The Empty Tombheisrisen2

 

The celebration of Easter as an annual celebration is actually older than Christmas. There are no references in the first century of celebrating Easter as an annual event. It appears that the date of Easter was established in the 600’s. So the powers of the church decided that it would be the first Sunday after the full moon following the vernal equinox (March 21).

 

For the literalist Easter means that when the women came with their spices to tend to the body of Jesus for burial, he wasn’t there. That would mean that either his body was moved as Martha thought in the Gospel of John or that Jesus was raised bones and all. The stress is on an empty tomb which makes Jesus’ resurrection a factual event in the midst of history.

 

But it was Paul who wrote first about the resurrection. Paul had written I Cor. 15 before the Gospels were written. In chapter 15 of I Corinthians Paul says Christ was raised a spiritual body. Paul wrote “I tell you this, flesh and blood cannot inherit the kingdom of heaven, nor does the perishable inherit the imperishable.” I Cor.50. What the scriptures are saying to us is that we worship the One who is always present.

 

We are also saying that Jesus is Lord which is the first confession of faith.
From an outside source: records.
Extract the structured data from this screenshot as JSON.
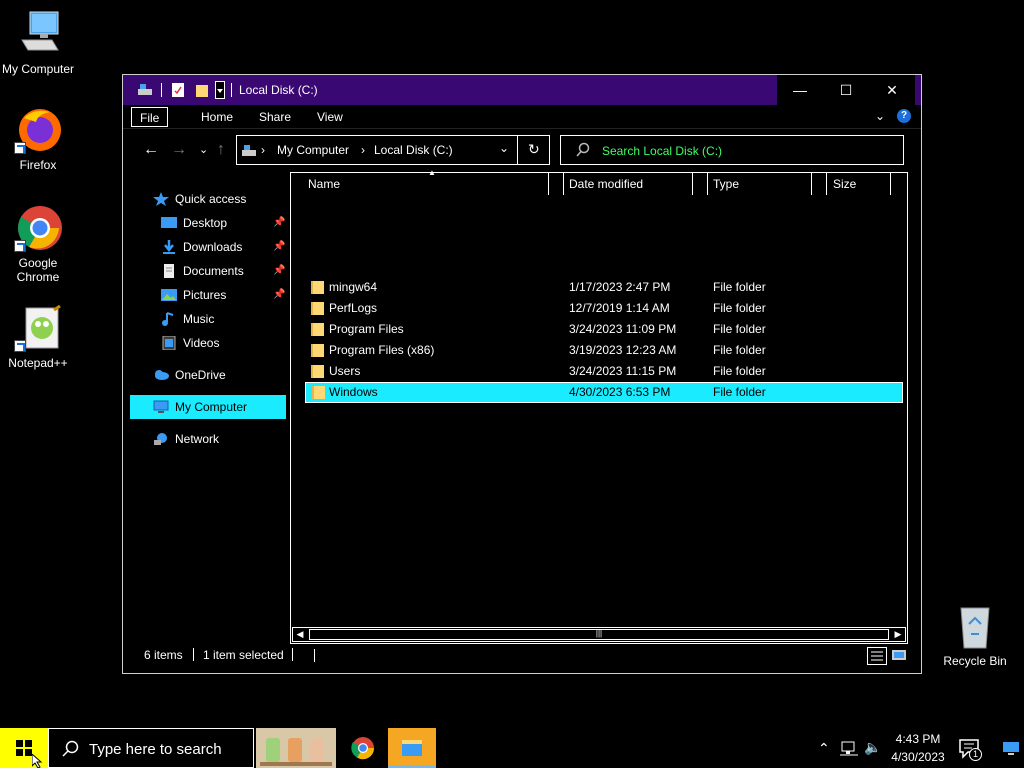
{
  "desktop": {
    "icons": [
      {
        "label": "My Computer"
      },
      {
        "label": "Firefox"
      },
      {
        "label": "Google Chrome"
      },
      {
        "label": "Notepad++"
      },
      {
        "label": "Recycle Bin"
      }
    ]
  },
  "window": {
    "title": "Local Disk (C:)",
    "controls": {
      "minimize": "—",
      "maximize": "☐",
      "close": "✕"
    },
    "ribbon_tabs": [
      "File",
      "Home",
      "Share",
      "View"
    ],
    "address": {
      "segments": [
        "My Computer",
        "Local Disk (C:)"
      ]
    },
    "search": {
      "placeholder": "Search Local Disk (C:)"
    },
    "nav": {
      "quick_access": "Quick access",
      "items": [
        "Desktop",
        "Downloads",
        "Documents",
        "Pictures",
        "Music",
        "Videos"
      ],
      "onedrive": "OneDrive",
      "my_computer": "My Computer",
      "network": "Network"
    },
    "columns": [
      "Name",
      "Date modified",
      "Type",
      "Size"
    ],
    "files": [
      {
        "name": "mingw64",
        "date": "1/17/2023 2:47 PM",
        "type": "File folder"
      },
      {
        "name": "PerfLogs",
        "date": "12/7/2019 1:14 AM",
        "type": "File folder"
      },
      {
        "name": "Program Files",
        "date": "3/24/2023 11:09 PM",
        "type": "File folder"
      },
      {
        "name": "Program Files (x86)",
        "date": "3/19/2023 12:23 AM",
        "type": "File folder"
      },
      {
        "name": "Users",
        "date": "3/24/2023 11:15 PM",
        "type": "File folder"
      },
      {
        "name": "Windows",
        "date": "4/30/2023 6:53 PM",
        "type": "File folder"
      }
    ],
    "status": {
      "count": "6 items",
      "selected": "1 item selected"
    }
  },
  "taskbar": {
    "search_placeholder": "Type here to search",
    "time": "4:43 PM",
    "date": "4/30/2023",
    "notification_count": "1"
  },
  "colors": {
    "accent": "#1aebff",
    "titlebar": "#3a0873",
    "start": "#ffff00",
    "search_text": "#3fff66"
  }
}
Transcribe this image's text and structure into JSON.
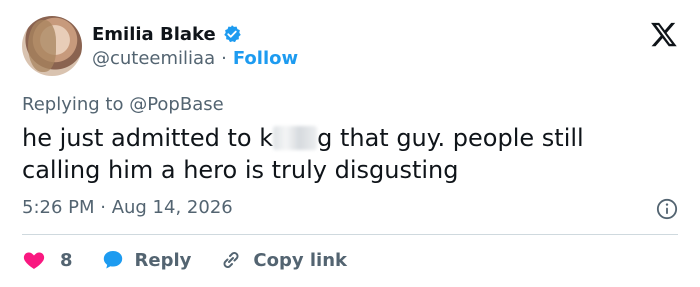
{
  "author": {
    "name": "Emilia Blake",
    "handle": "@cuteemiliaa",
    "separator": "·",
    "follow_label": "Follow"
  },
  "reply_context": {
    "prefix": "Replying to ",
    "mention": "@PopBase"
  },
  "tweet": {
    "text_before": "he just admitted to k",
    "text_after": "g that guy. people still calling him a hero is truly disgusting",
    "timestamp": "5:26 PM · Aug 14, 2026"
  },
  "actions": {
    "like_count": "8",
    "reply_label": "Reply",
    "copy_link_label": "Copy link"
  },
  "colors": {
    "accent": "#1d9bf0",
    "like": "#f91880",
    "secondary_text": "#536471",
    "primary_text": "#0f1419"
  },
  "icons": {
    "verified": "verified-badge-icon",
    "platform": "x-logo-icon",
    "info": "info-icon",
    "like": "heart-icon",
    "reply": "speech-bubble-icon",
    "copy_link": "link-icon"
  }
}
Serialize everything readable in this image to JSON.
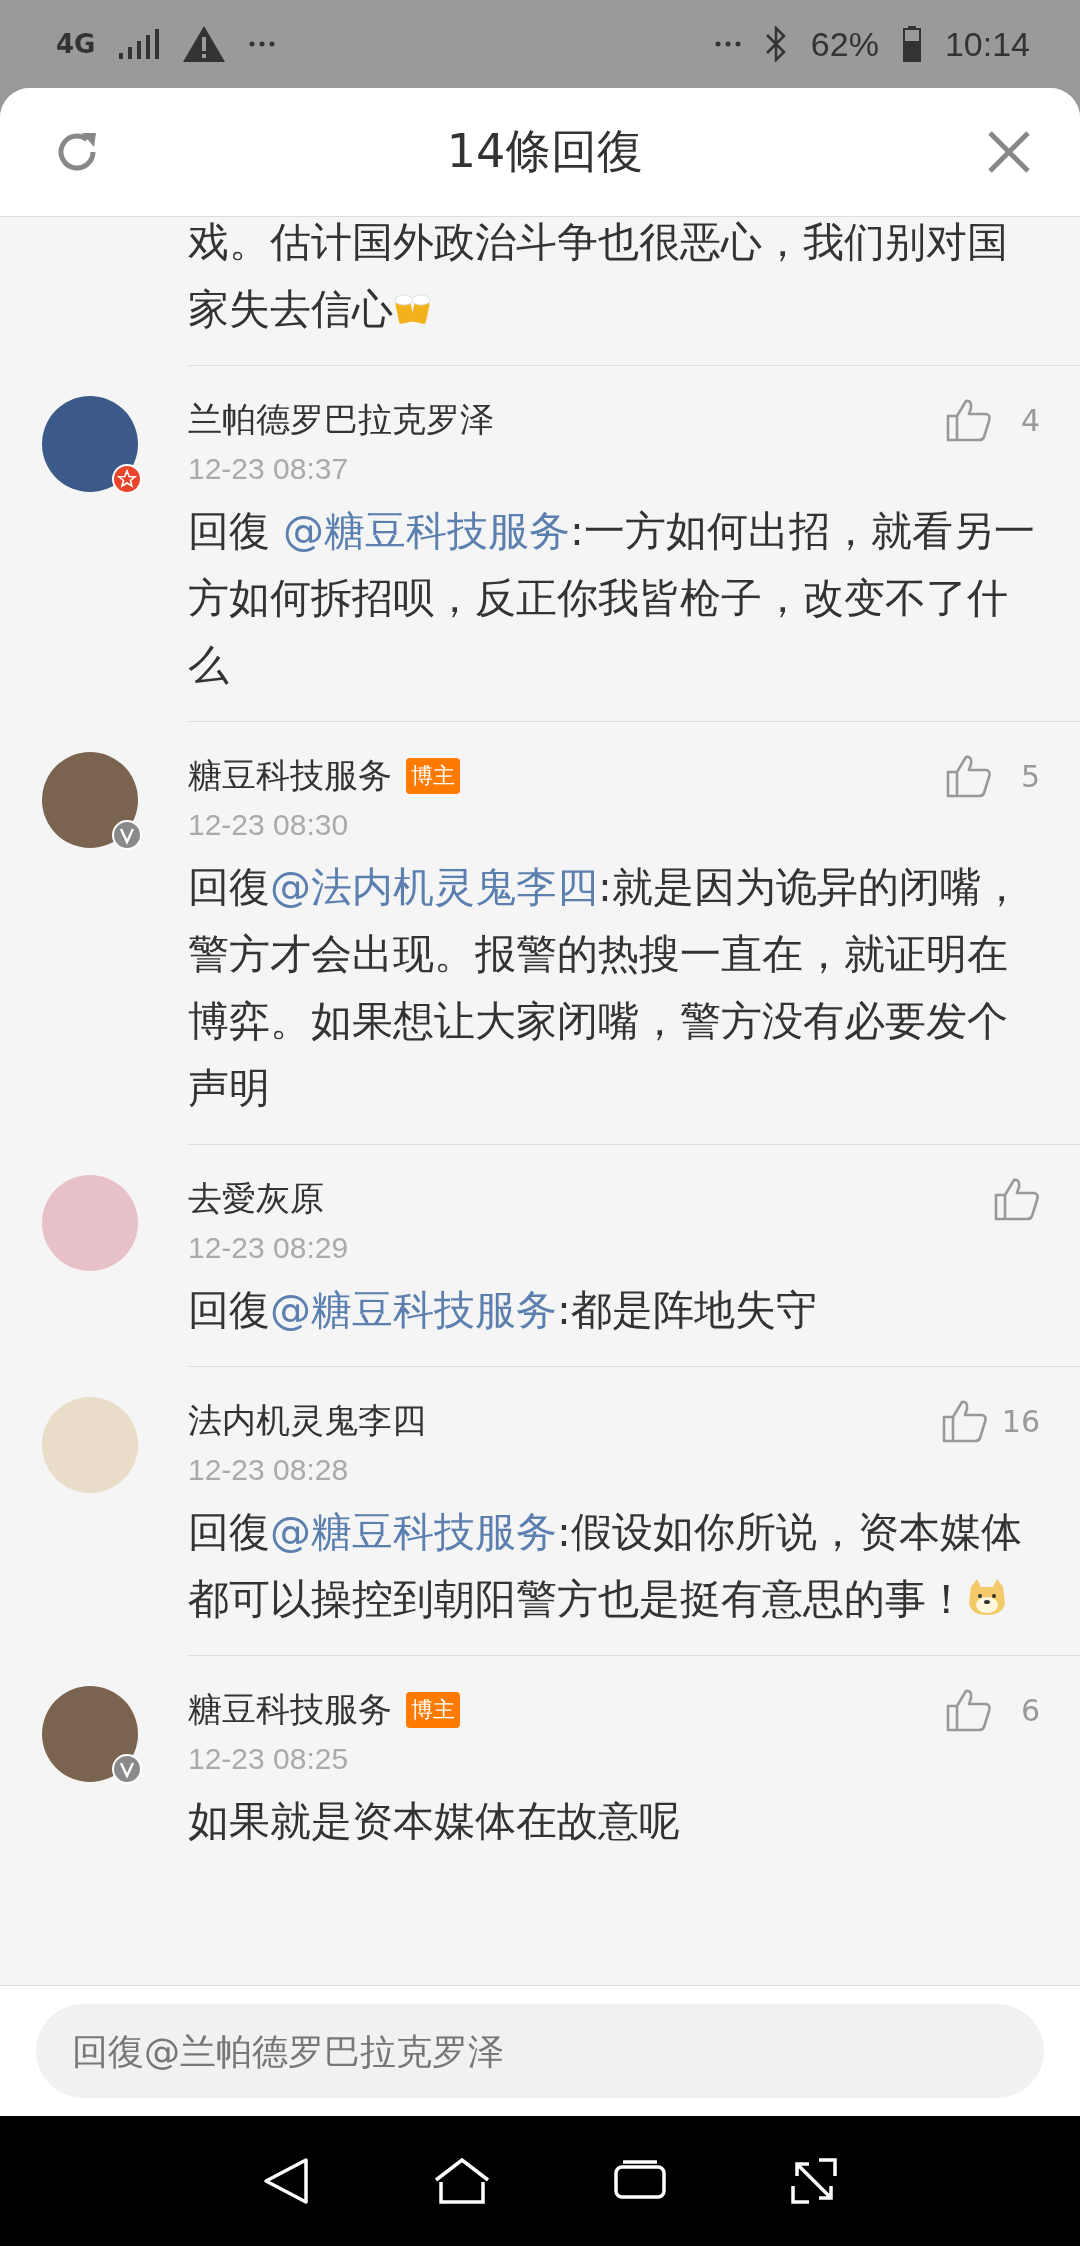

To say that Jesus is Lord is to say that death does not have the last word. At that time in history, the Sadducees believed that when you’re dead, you’re dead. One does not live anymore. Everyone goes to the abode of the dead called Sheol. So, the resurrection of Jesus simply says that is not true. There is life after death.

 

Thus the empty tomb’s focus is not focusing on the atonement of Jesus, or a factual physical raising of the body but rather on the presence of Jesus who is always present filling our life with peace and love. Jesus’ first words to the disciples when he met them in the upper room following his death on the cross were, “Peace be with you.” (John 20:19). It’s that peace we the Church proclaims to the world today.